Comment by poemxo

2 months ago

That takes away from the notion that LLMs have emergent intelligent abilities. Right now it doesn't seem valuable for a model to count letters, even though it is a very basic measure of understanding. Will this continue in other domains? Will we be doing tool-calling for every task that's not just summarizing text?

> Will we be doing tool-calling for every task that's not just summarizing text?

spoiler: Yes. This has already become standard for production use cases where the LLM is an external-facing interface; you use an LLM to translate the user's human-language request to a machine-ready, well-defined schema (i.e. a protobuf RPC), do the bulk of the actual work with actual, deterministic code, then (optionally) use an LLM to generate a text result to display to the user.
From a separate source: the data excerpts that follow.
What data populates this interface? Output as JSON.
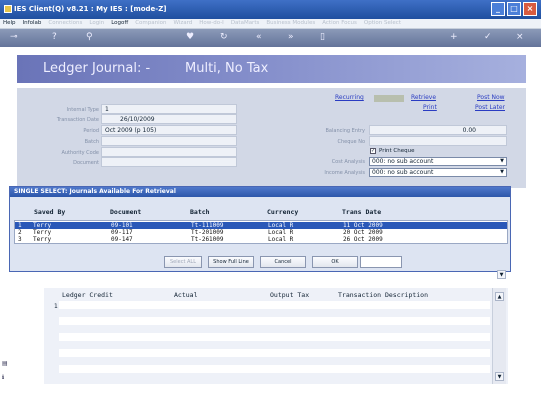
{
  "window": {
    "title": "IES Client(Q) v8.21 : My IES :      [mode-Z]"
  },
  "menu": {
    "items": [
      {
        "label": "Help",
        "enabled": true
      },
      {
        "label": "Infolab",
        "enabled": true
      },
      {
        "label": "Connections",
        "enabled": false
      },
      {
        "label": "Login",
        "enabled": false
      },
      {
        "label": "Logoff",
        "enabled": true
      },
      {
        "label": "Companion",
        "enabled": false
      },
      {
        "label": "Wizard",
        "enabled": false
      },
      {
        "label": "How-do-I",
        "enabled": false
      },
      {
        "label": "DataMarts",
        "enabled": false
      },
      {
        "label": "Business Modules",
        "enabled": false
      },
      {
        "label": "Action Focus",
        "enabled": false
      },
      {
        "label": "Option Select",
        "enabled": false
      }
    ]
  },
  "toolbar": {
    "icons": [
      "key-icon",
      "help-icon",
      "search-icon",
      "heart-icon",
      "refresh-icon",
      "back-icon",
      "forward-icon",
      "clipboard-icon",
      "add-icon",
      "check-icon",
      "close-icon"
    ]
  },
  "header": {
    "title": "Ledger Journal: -",
    "mode": "Multi, No Tax"
  },
  "form": {
    "labels": {
      "internal_type": "Internal Type",
      "transaction_date": "Transaction Date",
      "period": "Period",
      "batch": "Batch",
      "authority_code": "Authority Code",
      "document": "Document",
      "balancing_entry": "Balancing Entry",
      "cheque_no": "Cheque No",
      "cost_analysis": "Cost Analysis",
      "income_analysis": "Income Analysis"
    },
    "internal_type": "1",
    "transaction_date": "26/10/2009",
    "period": "Oct 2009 (p 105)",
    "batch": "",
    "authority_code": "",
    "document": "",
    "balancing_entry": "0.00",
    "cheque_no": "",
    "print_cheque_label": "Print Cheque",
    "print_cheque_checked": true,
    "cost_analysis": "000: no sub account",
    "income_analysis": "000: no sub account"
  },
  "links": {
    "recurring": "Recurring",
    "retrieve": "Retrieve",
    "print": "Print",
    "post_now": "Post Now",
    "post_later": "Post Later"
  },
  "dialog": {
    "title": "SINGLE SELECT: Journals Available For Retrieval",
    "columns": [
      "Saved By",
      "Document",
      "Batch",
      "Currency",
      "Trans Date"
    ],
    "rows": [
      {
        "num": "1",
        "saved_by": "Terry",
        "document": "09-101",
        "batch": "Tt-111009",
        "currency": "Local R",
        "trans_date": "11 Oct 2009",
        "selected": true
      },
      {
        "num": "2",
        "saved_by": "Terry",
        "document": "09-117",
        "batch": "Tt-201009",
        "currency": "Local R",
        "trans_date": "20 Oct 2009",
        "selected": false
      },
      {
        "num": "3",
        "saved_by": "Terry",
        "document": "09-147",
        "batch": "Tt-261009",
        "currency": "Local R",
        "trans_date": "26 Oct 2009",
        "selected": false
      }
    ],
    "buttons": {
      "select_all": "Select ALL",
      "show_full_line": "Show Full Line",
      "cancel": "Cancel",
      "ok": "OK"
    },
    "search_value": ""
  },
  "lower_grid": {
    "columns": [
      "Ledger Credit",
      "Actual",
      "Output Tax",
      "Transaction Description"
    ],
    "first_row_num": "1"
  },
  "colors": {
    "title_bar": "#2a5bb0",
    "header_banner": "#7c86c6",
    "selected_row": "#2a58b8",
    "link": "#2a3cc2"
  }
}
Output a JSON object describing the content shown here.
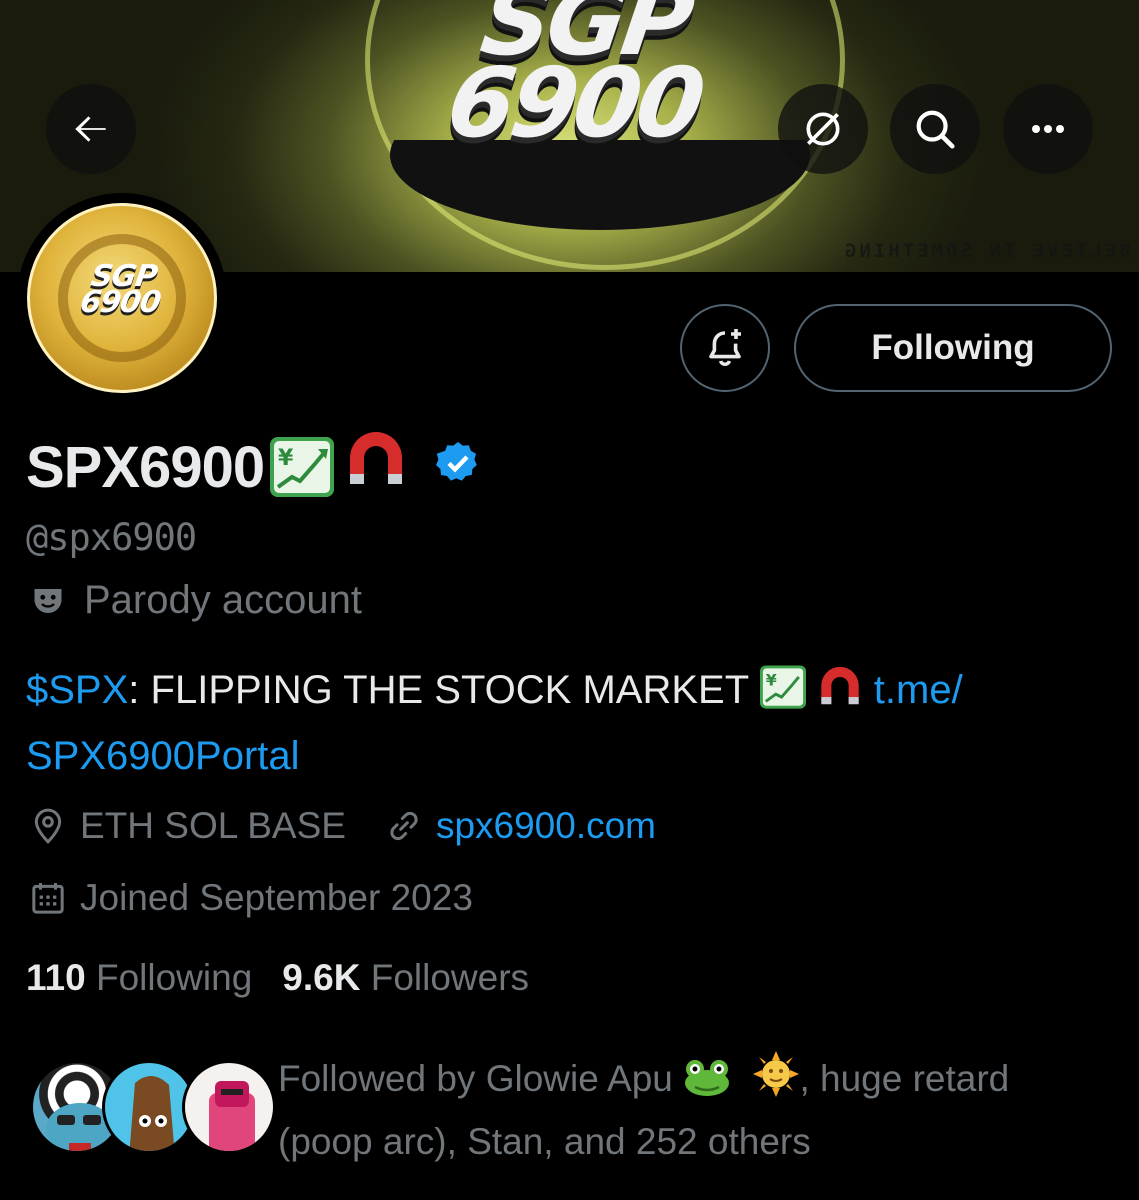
{
  "banner": {
    "logo_line1": "SGP",
    "logo_line2": "6900",
    "tagline": "BELIEVE IN SOMETHING"
  },
  "header_icons": {
    "back": "arrow-left-icon",
    "translate": "globe-slash-icon",
    "search": "search-icon",
    "more": "more-horizontal-icon"
  },
  "avatar": {
    "line1": "SGP",
    "line2": "6900"
  },
  "actions": {
    "notify_icon": "bell-plus-icon",
    "follow_label": "Following"
  },
  "profile": {
    "display_name": "SPX6900",
    "name_emojis": [
      "chart-yen-icon",
      "magnet-icon"
    ],
    "verified_icon": "verified-badge-icon",
    "handle": "@spx6900",
    "label_icon": "theater-mask-icon",
    "label": "Parody account"
  },
  "bio": {
    "cashtag": "$SPX",
    "text": ": FLIPPING THE STOCK MARKET ",
    "link_part1": "t.me/",
    "link_part2": "SPX6900Portal"
  },
  "meta": {
    "location_icon": "location-pin-icon",
    "location": "ETH SOL BASE",
    "website_icon": "link-icon",
    "website": "spx6900.com",
    "joined_icon": "calendar-icon",
    "joined": "Joined September 2023"
  },
  "stats": {
    "following_count": "110",
    "following_label": "Following",
    "followers_count": "9.6K",
    "followers_label": "Followers"
  },
  "followed_by": {
    "prefix": "Followed by Glowie Apu ",
    "emojis": [
      "frog-icon",
      "sun-face-icon"
    ],
    "middle": ", huge retard",
    "rest": "(poop arc), Stan, and 252 others"
  },
  "colors": {
    "background": "#000000",
    "primary_text": "#e7e9ea",
    "secondary_text": "#71767b",
    "link": "#1d9bf0",
    "border": "#536471",
    "verified": "#1d9bf0"
  }
}
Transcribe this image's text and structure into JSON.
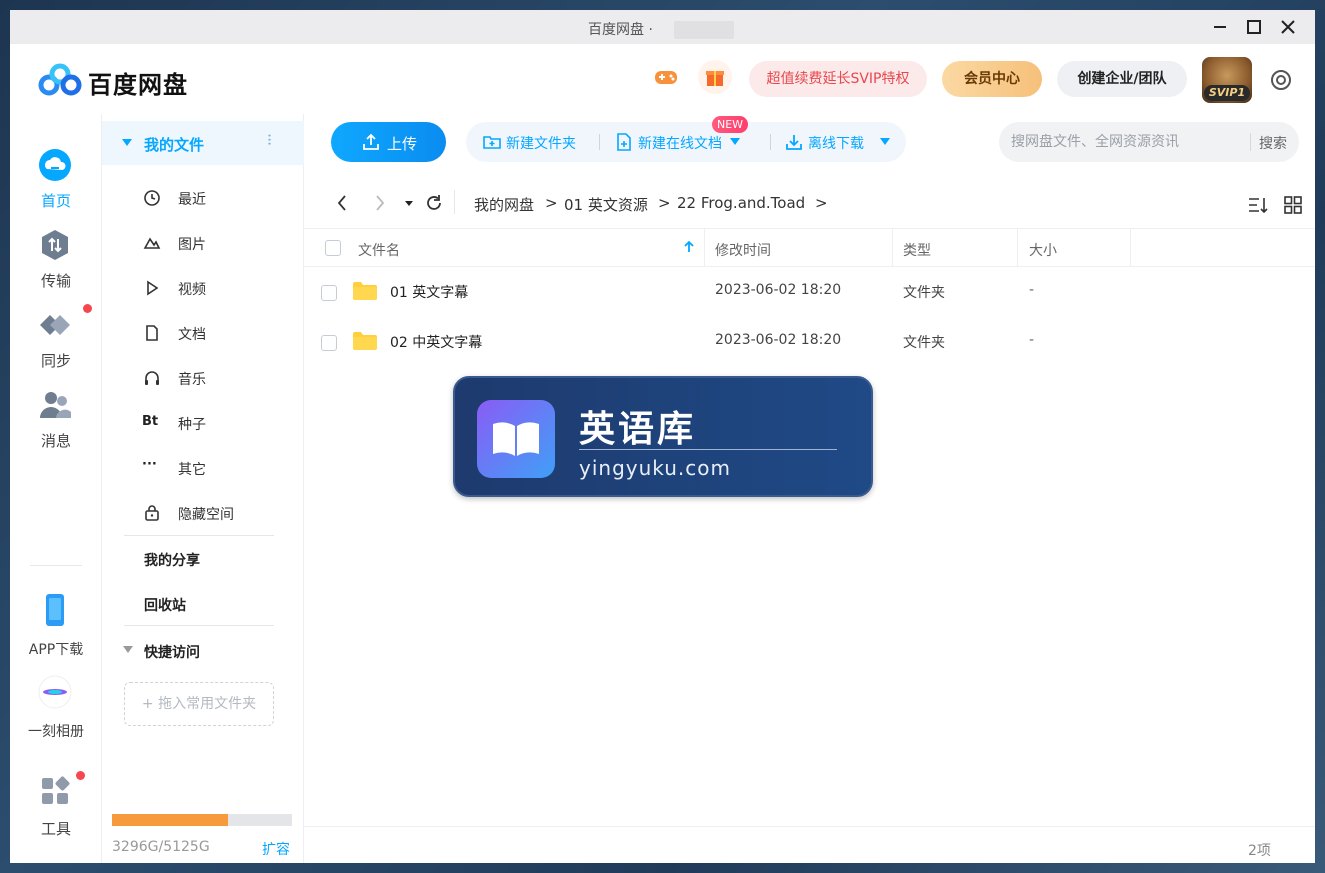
{
  "window": {
    "title": "百度网盘 ·"
  },
  "header": {
    "logo_text": "百度网盘",
    "svip_promo": "超值续费延长SVIP特权",
    "vip_center": "会员中心",
    "create_team": "创建企业/团队",
    "avatar_badge": "SVIP1"
  },
  "rail": {
    "items": [
      {
        "label": "首页",
        "icon": "cloud-icon"
      },
      {
        "label": "传输",
        "icon": "transfer-icon"
      },
      {
        "label": "同步",
        "icon": "sync-icon"
      },
      {
        "label": "消息",
        "icon": "message-icon"
      }
    ],
    "app_download": "APP下载",
    "yike": "一刻相册",
    "tools": "工具"
  },
  "sidebar": {
    "my_files": "我的文件",
    "items": [
      {
        "label": "最近",
        "icon": "clock-icon"
      },
      {
        "label": "图片",
        "icon": "image-icon"
      },
      {
        "label": "视频",
        "icon": "play-icon"
      },
      {
        "label": "文档",
        "icon": "document-icon"
      },
      {
        "label": "音乐",
        "icon": "headphones-icon"
      },
      {
        "label": "种子",
        "icon": "bt-icon",
        "glyph": "Bt"
      },
      {
        "label": "其它",
        "icon": "more-icon",
        "glyph": "···"
      },
      {
        "label": "隐藏空间",
        "icon": "lock-icon"
      }
    ],
    "my_share": "我的分享",
    "recycle": "回收站",
    "quick_access": "快捷访问",
    "drop_hint": "+ 拖入常用文件夹",
    "quota_text": "3296G/5125G",
    "quota_used_fraction": 0.643,
    "expand": "扩容"
  },
  "toolbar": {
    "upload": "上传",
    "new_folder": "新建文件夹",
    "new_online_doc": "新建在线文档",
    "new_badge": "NEW",
    "offline_download": "离线下载",
    "search_placeholder": "搜网盘文件、全网资源资讯",
    "search_button": "搜索"
  },
  "breadcrumb": {
    "items": [
      "我的网盘",
      "01 英文资源",
      "22 Frog.and.Toad"
    ],
    "separator": ">"
  },
  "table": {
    "headers": {
      "name": "文件名",
      "modified": "修改时间",
      "type": "类型",
      "size": "大小"
    },
    "rows": [
      {
        "name": "01 英文字幕",
        "modified": "2023-06-02 18:20",
        "type": "文件夹",
        "size": "-"
      },
      {
        "name": "02 中英文字幕",
        "modified": "2023-06-02 18:20",
        "type": "文件夹",
        "size": "-"
      }
    ]
  },
  "footer": {
    "count": "2项"
  },
  "watermark": {
    "title": "英语库",
    "url": "yingyuku.com"
  },
  "colors": {
    "accent": "#06a7ff",
    "badge_red": "#f5474e",
    "quota": "#f79a3e"
  }
}
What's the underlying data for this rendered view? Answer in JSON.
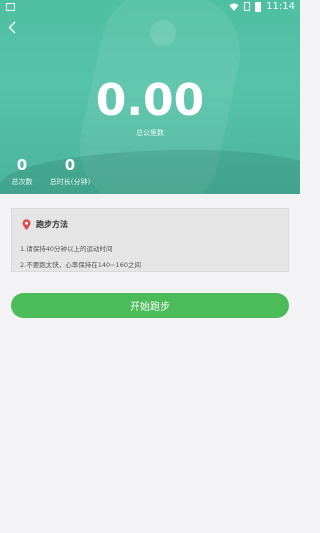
{
  "status_bar": {
    "time": "11:14"
  },
  "summary": {
    "total_distance": "0.00",
    "total_distance_label": "总公里数",
    "total_count": "0",
    "total_count_label": "总次数",
    "total_duration": "0",
    "total_duration_label": "总时长(分钟)"
  },
  "method": {
    "title": "跑步方法",
    "items": [
      "1.请保持40分钟以上的运动时间",
      "2.不要跑太快，心率保持在140~160之间"
    ]
  },
  "actions": {
    "start_label": "开始跑步"
  },
  "colors": {
    "hero_background": "#4fbfa2",
    "start_button": "#4cbb59",
    "pin_icon": "#e04b4b"
  },
  "icons": {
    "back": "chevron-left-icon",
    "method": "location-pin-icon",
    "status": [
      "image-icon",
      "wifi-icon",
      "sim-icon",
      "battery-icon"
    ]
  }
}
The LLM only acts as a user interface layer.

How is counting letters a measure of understanding, rather than a rote process?

The reason LLMs struggle with this is because they literally aren't thinking in English. Their input is tokenized before it comes to them. It's like asking a Chinese speaker "How many Rs are there in the word 草莓".

  • It shows understanding that words are made up of letters and that they can be counted

    Since tokens are atomic, which I didn't realize earlier, then maybe it's still intelligent if it can realize it can extract the result by writing len([b for b in word if b == my_letter]) and decide on its own to return that value.

  • But why doesn’t the LLM reply “I can’t solve this task because I see text as tokens”, rather than give a wrong answer?